Unfortunately, even this question is apparently too difficult to answer. Instead, the Tufts CSDD chose to ask and answer yet another variant:
What is the difference in time that it takes the FDA for its internal review process between 505(b)(2) and conventionally-approved drugs?
This question has the supreme virtue of being answerable. In fact, I believe that all of the data you’d need is contained within the approval letter that FDA posts publishes for each new approved drug.

But at the same time, it isn’t a particularly interesting question anymore. The promise of the 505(b)(2) pathway is that it should reduce total development time and cost, but on both those dimensions, the report appears to fall flat.
  • Cost: This analysis says nothing about reduced costs – those savings would mostly come in the form of fewer clinical trials, and this focuses entirely on the FDA review process.
  • Time: FDA review and approval is only a fraction of a drug’s journey from patent to market. In fact, it often takes up less than 10% of the time from initial IND to approval. So any differences in approval times will likely easily be overshadowed by differences in time spent in development. 
But even more fundamentally, the problem here is that this study gives the appearance of providing an answer to our original question, but in fact is entirely uninformative in this regard. The accompanying press release states:
The 505(b)(2) approval pathway for new drug applications in the United States, aimed at avoiding unnecessary duplication of studies performed on a previously approved drug, has not led to shorter approval times.
This is more than a bit misleading. The 505(b)(2) statute does not in any way address approval timelines – that’s not it’s intent. So showing that it hasn’t led to shorter approval times is less of an insight than it is a natural consequence of the law as written.
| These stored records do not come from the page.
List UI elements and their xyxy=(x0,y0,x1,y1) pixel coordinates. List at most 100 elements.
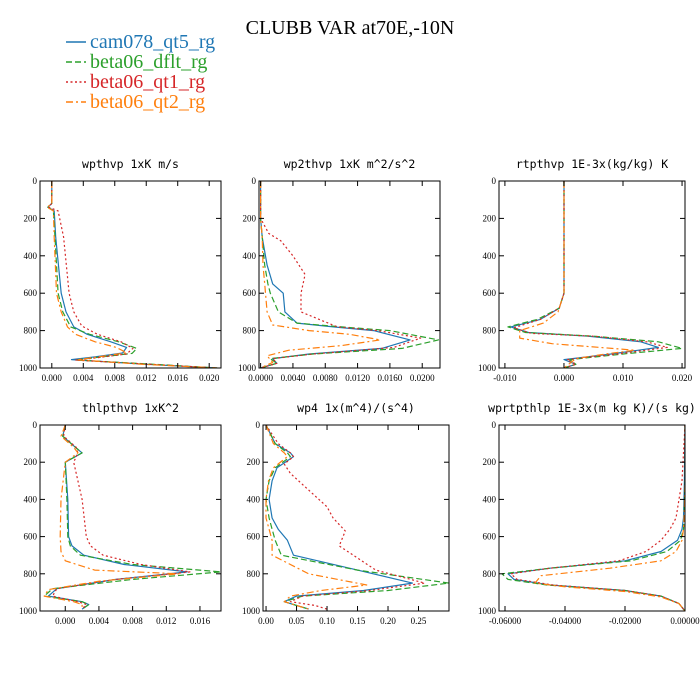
y-tick-label: 1000 xyxy=(238,363,257,373)
series-line xyxy=(43,425,221,610)
y-tick-label: 200 xyxy=(24,457,38,467)
y-tick-label: 600 xyxy=(24,288,38,298)
y-tick-label: 0 xyxy=(492,420,497,430)
y-tick-label: 800 xyxy=(243,326,257,336)
series-line xyxy=(534,425,685,611)
series-line xyxy=(260,181,439,368)
panel-3: rtpthvp 1E-3x(kg/kg) K 0 200 400 600 800 1000-… xyxy=(478,157,693,383)
x-tick-label: 0.0120 xyxy=(345,373,370,383)
x-tick-label: 0.0080 xyxy=(313,373,338,383)
y-tick-label: 600 xyxy=(243,288,257,298)
series-line xyxy=(260,181,381,368)
y-tick-label: 200 xyxy=(24,213,38,223)
y-tick-label: 1000 xyxy=(19,363,38,373)
plot-frame xyxy=(39,180,222,369)
panel-title: wp2thvp 1xK m^2/s^2 xyxy=(284,157,416,171)
x-tick-label: 0.15 xyxy=(350,616,366,626)
y-tick-label: 600 xyxy=(247,532,261,542)
y-tick-label: 800 xyxy=(483,569,497,579)
x-tick-label: 0.010 xyxy=(613,373,634,383)
plot-frame xyxy=(498,180,686,369)
series-group xyxy=(265,425,449,610)
panel-1: wpthvp 1xK m/s 0 200 400 600 800 1000 0.000 0.00… xyxy=(19,157,222,383)
plot-frame xyxy=(258,180,441,369)
y-tick-label: 1000 xyxy=(242,606,261,616)
panel-title: wp4 1x(m^4)/(s^4) xyxy=(297,401,415,415)
y-tick-label: 400 xyxy=(247,494,261,504)
y-tick-label: 0 xyxy=(33,176,38,186)
series-line xyxy=(51,425,191,610)
x-tick-label: 0.25 xyxy=(411,616,427,626)
y-tick-label: 400 xyxy=(24,494,38,504)
y-tick-label: 1000 xyxy=(478,606,497,616)
y-tick-label: 0 xyxy=(492,176,497,186)
y-tick-label: 600 xyxy=(24,532,38,542)
plot-frame xyxy=(498,424,686,612)
x-tick-label: -0.04000 xyxy=(549,616,582,626)
panel-4: thlpthvp 1xK^2 0 200 400 600 800 1000 0.000 0.00… xyxy=(19,401,222,626)
series-group xyxy=(46,181,218,368)
y-tick-label: 200 xyxy=(243,213,257,223)
panel-title: thlpthvp 1xK^2 xyxy=(82,401,179,415)
x-tick-label: 0.0000 xyxy=(248,373,273,383)
y-tick-label: 600 xyxy=(483,288,497,298)
legend: cam078_qt5_rgbeta06_dflt_rgbeta06_qt1_rg… xyxy=(66,31,215,113)
x-tick-label: 0.0040 xyxy=(281,373,306,383)
y-tick-label: 400 xyxy=(483,251,497,261)
y-tick-label: 0 xyxy=(33,420,38,430)
series-line xyxy=(48,181,218,368)
series-line xyxy=(260,181,411,368)
series-group xyxy=(260,181,439,368)
series-group xyxy=(43,425,221,610)
series-line xyxy=(501,425,685,611)
y-tick-label: 200 xyxy=(483,213,497,223)
plot-frame xyxy=(262,424,450,612)
x-tick-label: 0.000 xyxy=(55,616,76,626)
plot-frame xyxy=(39,424,222,612)
y-tick-label: 400 xyxy=(483,494,497,504)
y-tick-label: 1000 xyxy=(19,606,38,616)
x-tick-label: 0.012 xyxy=(156,616,176,626)
x-tick-label: -0.010 xyxy=(493,373,517,383)
panel-6: wprtpthlp 1E-3x(m kg K)/(s kg) 0 200 400 600… xyxy=(478,401,700,626)
x-tick-label: 0.10 xyxy=(319,616,335,626)
x-tick-label: 0.020 xyxy=(672,373,693,383)
y-tick-label: 200 xyxy=(247,457,261,467)
y-tick-label: 200 xyxy=(483,457,497,467)
y-tick-label: 1000 xyxy=(478,363,497,373)
x-tick-label: 0.00000 xyxy=(670,616,700,626)
y-tick-label: 800 xyxy=(24,326,38,336)
y-tick-label: 800 xyxy=(247,569,261,579)
y-tick-label: 400 xyxy=(24,251,38,261)
x-tick-label: 0.00 xyxy=(258,616,274,626)
y-tick-label: 800 xyxy=(483,326,497,336)
legend-label: beta06_dflt_rg xyxy=(90,51,207,73)
figure-title: CLUBB VAR at70E,-10N xyxy=(246,17,455,39)
series-line xyxy=(265,425,368,610)
series-line xyxy=(43,425,180,610)
series-group xyxy=(507,181,683,368)
legend-label: beta06_qt1_rg xyxy=(90,71,205,93)
x-tick-label: 0.000 xyxy=(42,373,63,383)
series-line xyxy=(513,181,668,368)
legend-label: cam078_qt5_rg xyxy=(90,31,215,53)
x-tick-label: 0.016 xyxy=(190,616,211,626)
y-tick-label: 0 xyxy=(256,420,261,430)
y-tick-label: 400 xyxy=(243,251,257,261)
x-tick-label: 0.004 xyxy=(89,616,110,626)
series-line xyxy=(265,425,413,610)
panel-title: wprtpthlp 1E-3x(m kg K)/(s kg) xyxy=(488,401,696,415)
series-line xyxy=(260,181,422,368)
x-tick-label: 0.008 xyxy=(105,373,126,383)
y-tick-label: 800 xyxy=(24,569,38,579)
series-line xyxy=(46,181,218,368)
series-group xyxy=(501,425,685,611)
panel-2: wp2thvp 1xK m^2/s^2020040060080010000.00… xyxy=(238,157,441,383)
x-tick-label: -0.02000 xyxy=(609,616,642,626)
series-line xyxy=(47,181,218,368)
y-tick-label: 600 xyxy=(483,532,497,542)
legend-label: beta06_qt2_rg xyxy=(90,91,205,113)
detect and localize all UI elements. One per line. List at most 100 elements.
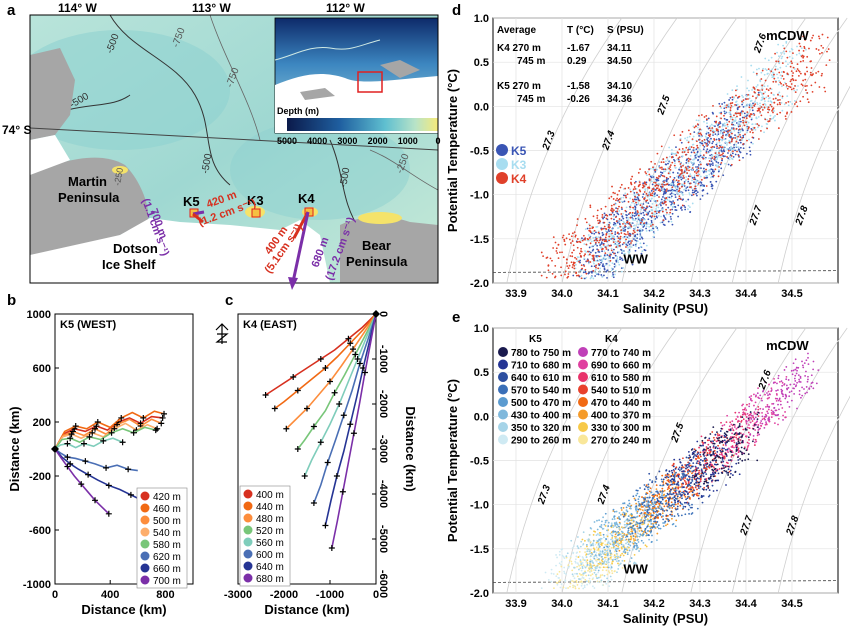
- scatter-point: [597, 236, 600, 238]
- x-tick-label: 34.4: [735, 598, 757, 610]
- scatter-point: [697, 119, 700, 122]
- scatter-point: [672, 205, 675, 208]
- scatter-point: [609, 550, 612, 552]
- scatter-point: [764, 100, 766, 103]
- scatter-point: [599, 541, 602, 544]
- legend-label: 540 m: [153, 528, 181, 539]
- scatter-point: [710, 185, 713, 188]
- scatter-point: [657, 527, 660, 530]
- scatter-point: [790, 60, 793, 63]
- scatter-point: [671, 223, 674, 226]
- scatter-point: [733, 119, 735, 122]
- scatter-point: [724, 104, 727, 107]
- scatter-point: [717, 164, 720, 167]
- scatter-point: [770, 387, 773, 390]
- scatter-point: [766, 127, 769, 130]
- scatter-point: [635, 542, 638, 545]
- scatter-point: [784, 416, 787, 419]
- map-frame: [29, 14, 439, 284]
- scatter-point: [742, 101, 745, 104]
- scatter-point: [593, 262, 595, 265]
- scatter-point: [652, 235, 655, 238]
- scatter-point: [690, 146, 693, 148]
- scatter-point: [817, 70, 820, 73]
- scatter-point: [653, 232, 656, 235]
- scatter-point: [789, 65, 792, 68]
- scatter-point: [592, 236, 595, 239]
- scatter-point: [583, 257, 586, 260]
- scatter-point: [620, 267, 623, 270]
- scatter-point: [800, 83, 803, 86]
- scatter-point: [630, 557, 633, 559]
- scatter-point: [617, 240, 620, 243]
- scatter-point: [620, 219, 623, 222]
- scatter-point: [733, 143, 736, 146]
- scatter-point: [616, 221, 619, 224]
- scatter-point: [762, 390, 764, 393]
- scatter-point: [597, 250, 600, 253]
- scatter-point: [721, 139, 723, 142]
- scatter-point: [795, 70, 798, 73]
- scatter-point: [757, 109, 760, 112]
- scatter-point: [582, 531, 585, 534]
- scatter-point: [611, 185, 613, 188]
- scatter-point: [601, 550, 604, 553]
- scatter-point: [616, 517, 619, 520]
- scatter-point: [779, 74, 782, 77]
- scatter-point: [584, 271, 587, 274]
- scatter-point: [748, 402, 751, 405]
- scatter-point: [656, 199, 659, 202]
- scatter-point: [714, 133, 717, 136]
- scatter-point: [762, 67, 765, 70]
- scatter-point: [798, 378, 800, 381]
- scatter-point: [604, 205, 607, 208]
- table-header: Average: [497, 25, 537, 36]
- scatter-point: [783, 383, 786, 385]
- scatter-point: [675, 519, 678, 522]
- scatter-point: [661, 492, 664, 494]
- scatter-point: [675, 154, 678, 157]
- colorbar-tick-label: 3000: [337, 136, 357, 146]
- scatter-point: [637, 201, 640, 204]
- scatter-point: [783, 369, 786, 371]
- scatter-point: [721, 454, 724, 456]
- scatter-point: [690, 175, 693, 178]
- scatter-point: [802, 79, 805, 82]
- scatter-point: [780, 82, 783, 85]
- scatter-point: [695, 140, 698, 143]
- scatter-point: [695, 166, 697, 168]
- scatter-point: [783, 47, 786, 50]
- scatter-point: [746, 114, 749, 117]
- scatter-point: [752, 142, 754, 145]
- scatter-point: [660, 174, 663, 176]
- scatter-point: [634, 539, 637, 542]
- scatter-point: [707, 443, 710, 446]
- scatter-point: [790, 390, 793, 393]
- scatter-point: [734, 116, 737, 119]
- scatter-point: [692, 125, 695, 128]
- scatter-point: [651, 188, 654, 190]
- scatter-point: [766, 392, 768, 394]
- scatter-point: [693, 170, 696, 173]
- scatter-point: [589, 261, 592, 263]
- scatter-point: [665, 183, 668, 186]
- scatter-point: [824, 90, 827, 93]
- scatter-point: [806, 70, 809, 73]
- scatter-point: [723, 457, 726, 460]
- scatter-point: [749, 102, 751, 105]
- scatter-point: [725, 121, 728, 124]
- scatter-point: [619, 235, 622, 238]
- scatter-point: [591, 271, 593, 274]
- scatter-point: [613, 550, 616, 553]
- scatter-point: [651, 215, 654, 218]
- scatter-point: [655, 212, 658, 215]
- scatter-point: [641, 505, 644, 508]
- scatter-point: [672, 463, 675, 466]
- scatter-point: [637, 546, 639, 549]
- scatter-point: [657, 204, 660, 206]
- scatter-point: [664, 183, 666, 186]
- scatter-point: [742, 408, 744, 411]
- scatter-point: [809, 71, 812, 74]
- scatter-point: [631, 216, 633, 219]
- scatter-point: [715, 159, 718, 162]
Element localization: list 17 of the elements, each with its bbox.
Most importantly, showing that 505(b)(2) drugs had a longer average approval time than conventionally-approved drugs in no way should be interpreted as adding any evidence to the idea that those drugs were slowed down by the 505(b)(2) process itself. Because 505(b)(2) drugs are qualitatively different from other new molecules, this study can’t claim that they would have been developed faster had their owners initially chosen to go the route of conventional approval. In fact, such a decision might have resulted in both increased time in trials and increased approval time.

This study simply is not designed to provide an answer to the truly interesting underlying question.

[Disclosure: the above review is based entirely on a CSDD press release and summary page. The actual report costs $125, which is well in excess of this blog’s expense limit. It is entirely possible that the report itself contains more-informative insights, and I’ll happily update that post if that should come to my attention.]